Fannie Mae intends to replace traditional force-placed insurance on its loans with policies from a provider of its choosing, a move that could upend big banks' controversial force-placed insurance practices.

"Fannie Mae will soon implement changes to its Lender-Placed Insurance (LPI) requirements to significantly reduce costs to homeowners, taxpayers, and Fannie Mae," the government sponsored enterprise announced in a mortgage servicing news bulletin.

The GSE is asking insurers to offer proposals for force-placing policies on its portfolio. The request for proposals is "structured to ensure that insurance costs are significantly reduced," the GSE said.

The move may mark a significant repudiation of current industry practices, in which lenders generally buy coverage from carrier partners that pay them commissions. Fannie's announcement noted the utility of force-placed insurance but appears to echo complaints that commission payments and other costs unnecessarily inflate the cost of force-placed insurance.

The GSE also argued that current industry practices are forcing some borrowers into default and causing Fannie to incur losses as the loans' guarantor. Similar allegations have been made in the past by private mortgage investors, though they lack the contractual authority that Fannie has to dictate changes in servicing practices.

"An expensive LPI policy can often become an obstacle to a delinquent borrower seeking to avoid foreclosure," Fannie's bulletin states. "If the borrower defaults in mortgage loan payments and does not cure, Fannie Mae must reimburse the servicer for LPI premiums. Costs to Fannie Mae ultimately become costs to taxpayers."

Critics of banks' current force-placed insurance programs responded enthusiastically to Fannie's plan.

"This has the potential to really change the market," says Diane Thompson, an attorney for the National Consumer Law Center. "This could have a significant impact on reducing costs to homeowners and Fannie."

Banks' force-placed insurance policies have become increasingly controversial over the last two years.

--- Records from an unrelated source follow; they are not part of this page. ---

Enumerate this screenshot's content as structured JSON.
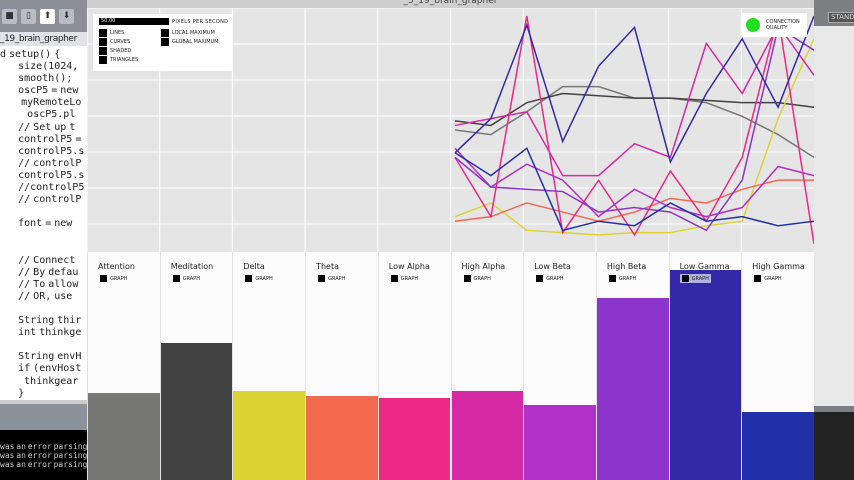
{
  "window_title": "_5_19_brain_grapher",
  "ide": {
    "tab": "_19_brain_grapher",
    "code_lines": [
      "d setup() {",
      "      size(1024,",
      "      smooth();",
      "      oscP5 = new",
      "       myRemoteLo",
      "         oscP5.pl",
      "      // Set up t",
      "      controlP5 =",
      "      controlP5.s",
      "      // controlP",
      "      controlP5.s",
      "      //controlP5",
      "      // controlP",
      "",
      "      font = new",
      "",
      "",
      "      // Connect",
      "      // By defau",
      "      // To allow",
      "      // OR, use",
      "",
      "      String thir",
      "      int thinkge",
      "",
      "      String envH",
      "      if (envHost",
      "        thinkgear",
      "      }"
    ],
    "console_lines": [
      "was an error parsing",
      "was an error parsing",
      "was an error parsing"
    ]
  },
  "legend": {
    "pixels_value": "50.00",
    "pixels_label": "PIXELS PER SECOND",
    "options": [
      "LINES",
      "CURVES",
      "SHADED",
      "TRIANGLES"
    ],
    "markers": [
      "LOCAL MAXIMUM",
      "GLOBAL MAXIMUM"
    ]
  },
  "connection": {
    "label_1": "CONNECTION",
    "label_2": "QUALITY",
    "color": "#1ee01e"
  },
  "right_button": "STAND",
  "graph_toggle_label": "GRAPH",
  "channels": [
    {
      "name": "Attention",
      "color": "#777876",
      "level": 0.38,
      "line": [
        50,
        48,
        58,
        69,
        69,
        64,
        64,
        62,
        56,
        48,
        38
      ]
    },
    {
      "name": "Meditation",
      "color": "#424242",
      "level": 0.6,
      "line": [
        54,
        52,
        62,
        66,
        65,
        64,
        64,
        63,
        62,
        62,
        60
      ]
    },
    {
      "name": "Delta",
      "color": "#dcd432",
      "level": 0.39,
      "line": [
        12,
        18,
        6,
        5,
        4,
        5,
        5,
        8,
        10,
        55,
        90
      ]
    },
    {
      "name": "Theta",
      "color": "#f26a50",
      "level": 0.37,
      "line": [
        10,
        12,
        18,
        14,
        10,
        14,
        20,
        18,
        24,
        28,
        28
      ]
    },
    {
      "name": "Low Alpha",
      "color": "#ec2a86",
      "level": 0.36,
      "line": [
        38,
        12,
        100,
        5,
        28,
        4,
        32,
        10,
        38,
        100,
        0
      ]
    },
    {
      "name": "High Alpha",
      "color": "#d52aa4",
      "level": 0.39,
      "line": [
        52,
        55,
        58,
        30,
        30,
        44,
        38,
        88,
        66,
        96,
        74
      ]
    },
    {
      "name": "Low Beta",
      "color": "#b030c8",
      "level": 0.33,
      "line": [
        42,
        25,
        35,
        28,
        12,
        24,
        16,
        12,
        16,
        34,
        30
      ]
    },
    {
      "name": "High Beta",
      "color": "#8b35cc",
      "level": 0.8,
      "line": [
        38,
        25,
        24,
        23,
        14,
        16,
        14,
        6,
        28,
        95,
        85
      ]
    },
    {
      "name": "Low Gamma",
      "color": "#3229a8",
      "level": 0.92,
      "line": [
        40,
        55,
        96,
        45,
        78,
        95,
        36,
        66,
        90,
        60,
        100
      ]
    },
    {
      "name": "High Gamma",
      "color": "#2030a8",
      "level": 0.3,
      "line": [
        40,
        30,
        42,
        6,
        10,
        8,
        18,
        10,
        12,
        8,
        10
      ]
    }
  ]
}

The New York Department of Financial Services is investigating alleged kickbacks paid to banks by insurers, and several of the country's largest banks face force-placed class action suits.

Andrew Wilson, a spokesman for Fannie Mae, declined to say when the request for proposals will be complete. There are currently two major insurers in the market, Assurant Inc and QBE Insurance Group.

Assurant said that it looked forward to participating in the RFP.

"We have spoken with Fannie many times about possible alternatives that are practical to implement for servicers, Fannie and homeowners," a spokeswoman says. "We will continue to discuss the alternatives as the RFP process moves ahead."

Wilson says that Fannie's conservator, the Federal Housing Finance Administration, is well aware of its plans. Fannie will be elaborating on what the changes mean for banks, he says, "in the near future."

"There will be guidance to servicers about when and how to procure lender-placed insurance," he said. "This will be communicated to servicers at the appropriate time."